Siamo in aperta campagna, sulla strada che da Sesto Calende arriva a Taino, nei pressi del famoso "Mass della Preja Buja", in quel nodo strategico sulla via gallico-romana che anticamente metteva in comunicazione il nord (Svizzera) con il centro dell'Insubria e della Val Padana. E a proposito di viaggi e pellegrinaggi, conviene ricordare che proprio "a Sesto Calende, per la sua stessa posizione all'imbocco della via verso le terre piemontesi, non si cesserà di vedere il transito di numerosissimi viaggiatori e, ancora nel Seicento, si sentirà l'esigenza di fondare un ospedale da servire per l'Albergo di una notte de' Pellegrini e Poveri Passeggeri".
Con la semplicità tipica delle cappelle rurali, l'Oratorio di San Vincenzo rappresenta un elemento interessante dell'architettura romanica varesina. Costruito nel XI secolo, esso sorge in un'area di particolare valore archeologico e, data anche la sua strategica ubicazione lontana dall'abitato, servì spesso da lazzaretto in occasione di epidemie e, ancora nel 1884, ospitò i colerosi.
Questo piccolo edificio, ora di proprietà comunale, presenta in facciata segni di rimaneggiamenti strutturali che ne mutarono l'aspetto, e tracce, oggi del tutto illeggibili, di affreschi che testimoniano che un tempo anche la facciata esterna doveva essere decorata.

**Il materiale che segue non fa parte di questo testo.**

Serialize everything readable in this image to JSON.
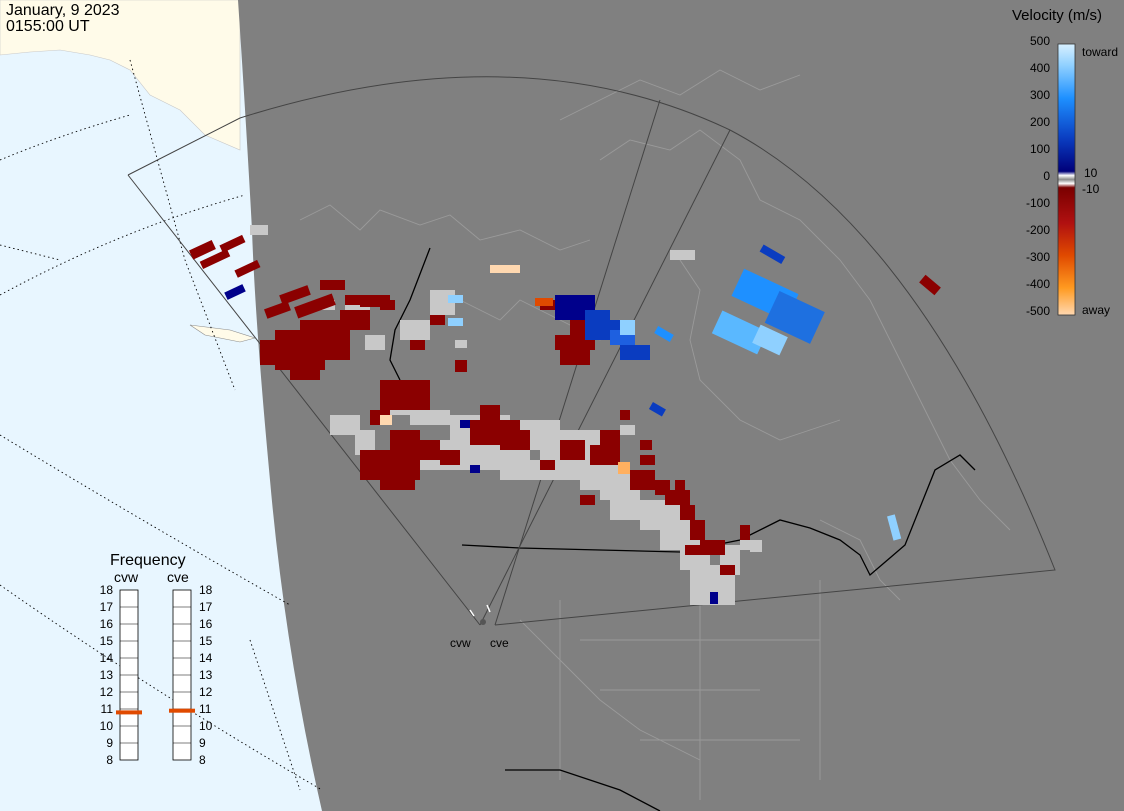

L'interno era probabilmente interamente decorato da affreschi, dei quali rimangono solo alcuni brani databili tra XV e XVI secolo: le figure affrescate furono certamente eseguite come offerte votive da diversi fedeli che avevano ricevuto grazie; ecco spiegato perché, ad esempio, a distanza di anni, si ripetono nello stesso
edificio alcuni santi.
Davanti a noi un vero "centone artistico", un autentico palinsesto attribuibile a più mani e a più botteghe di artigiani.
Sulla parete destra, entrando, troviamo le immagini dei tre Magi, di San Vincenzo in veste di diacono, di Sant'Antonio da Padova e di San Giorgio che trafigge il drago.
A sinistra dell'abside si legge un brano molto guasto con S. Rocco.
Ma il ciclo di affreschi più ricco è nell'abside. Una fascia di dipinti presenta al centro, entro una finta architettura riccamente decorata, l'immagine della Vergine con il Bambino, San Vincenzo e Sant'Anastasio. Ai lati del finto trittico troviamo uno straordinario, e credo unico per la zona, repertorio di figure invocate contro pestilenze e malattie endemiche: a destra per chi guarda, S. Rocco nel consueto vestito da pellegrino, S. Giobbe, S. Nicolò da Tolentino, S. Bartolomeo. A sinistra, San Francesco che riceve le stimmate, San Bernardo e Sant'Antonio Abate.
Durante i restauri che si conclusero alla fine degli anni Ottanta, furono rinvenute importanti notizie storico-artistiche, grazie alla scoperta di alcune scritte, tra cui il nome del probabile autore "Antonio de Mozis", la data di esecuzione "1506 die .2.X" e il nome del committente "Hoc opus fecit fieri Dom. Antonius Cagnola".